公爵令嬢の本来の婚約者であった神父様は王太子の地位から降ろされ、庶子であった第一王子が王太子となり、その妃として公爵令嬢が充てられた。いや、公爵令嬢と第一王子との血で白銀の子が生まれてきてしまったために、新たに子を作るために充てがわれた婚姻だった。
そこに愛があれば良かったのだろうが、公爵令嬢は第一王子を利用しようとしていただけだったので、そこに愛情というものは無かった。そして、第一王子も今の庶子としての肩身の狭い状況から解放されるのであればと、公爵令嬢の愚策に乗っただけだった。

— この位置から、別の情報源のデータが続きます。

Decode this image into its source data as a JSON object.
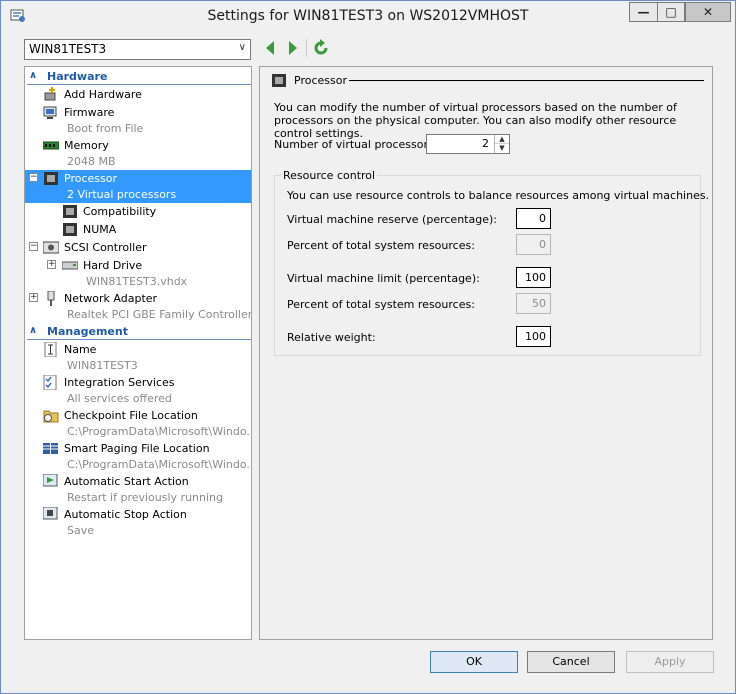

そう愚策。冷静に考えれば、その計画は破綻することが目に見えていた。だが、公爵令嬢は天使の聖痕が現れてしまったことで冷静さを失い、第一王子はいつも余裕な顔でいる第二王子に一泡吹かせることが出来ればという浅はかな考えがあったからだ。その延長上で二人は身体を重ねてしまったらしい。
そして、王太子となった第一王子と月の聖女との間に生まれた第二子が、ルディだった。これは王城を揺るがす大事件だった。そう、漆黒をまとっていたからだ。
月の聖女はルディを見た瞬間に半狂乱になってしまった。だから、月の聖女はルディに触れることは、ただ一度さえなかったという。
この事でまた高位の貴族共が動き出してしまった。己たちの血と月の聖女の血を混ぜようとしたのだ。
神父様は言葉を濁したが、毎夜月の聖女の元に高位貴族共が押しかけてきたということだ。
そして、生まれてきたのが、あの澄ました顔の侍従だった。
ここで第一王子が王太子としか語られていないことに気づいているだろうか。彼は庶子だったが故に、高位貴族共に王位に立つことが認められなかったのだ。王太子であるにも関わらず。
だから、王位には先代の父王がそのまま王位についており、20年前に王が崩御されたときに、王位についたのはわずか8歳の白銀の王だった。
父親の王太子と月の聖女はどうしたかというと、白銀の王の戴冠式の式典の時に大勢の貴族の前で毒杯をあおり自決した。なんとも身勝手なと人々は言ったが、それは彼らなりの高位貴族に対する抵抗だったのだろう。
庶子であるが故に、王族としての力は乏しく、高位貴族の言いなりになってしまった第一王子。月の聖痕が発現してしまった所為で人生を狂わされてしまった公爵令嬢。
自決した彼らは王族から抹消され、王家の霊廟に入ることができずに、その死体は無縁墓地に打ち捨てられたということだ。
なんと貴族の者たちは身勝手なのだろうか。
きっかけは公爵令嬢に現れた天使の聖痕だったが、なぜそこまで高位貴族たちが口を出し、横暴な権力というものを振りかざすのだろうか。本当に聖女という偶像物に狂信しているようだ。いや、聖女という者を壊したいのだろうか。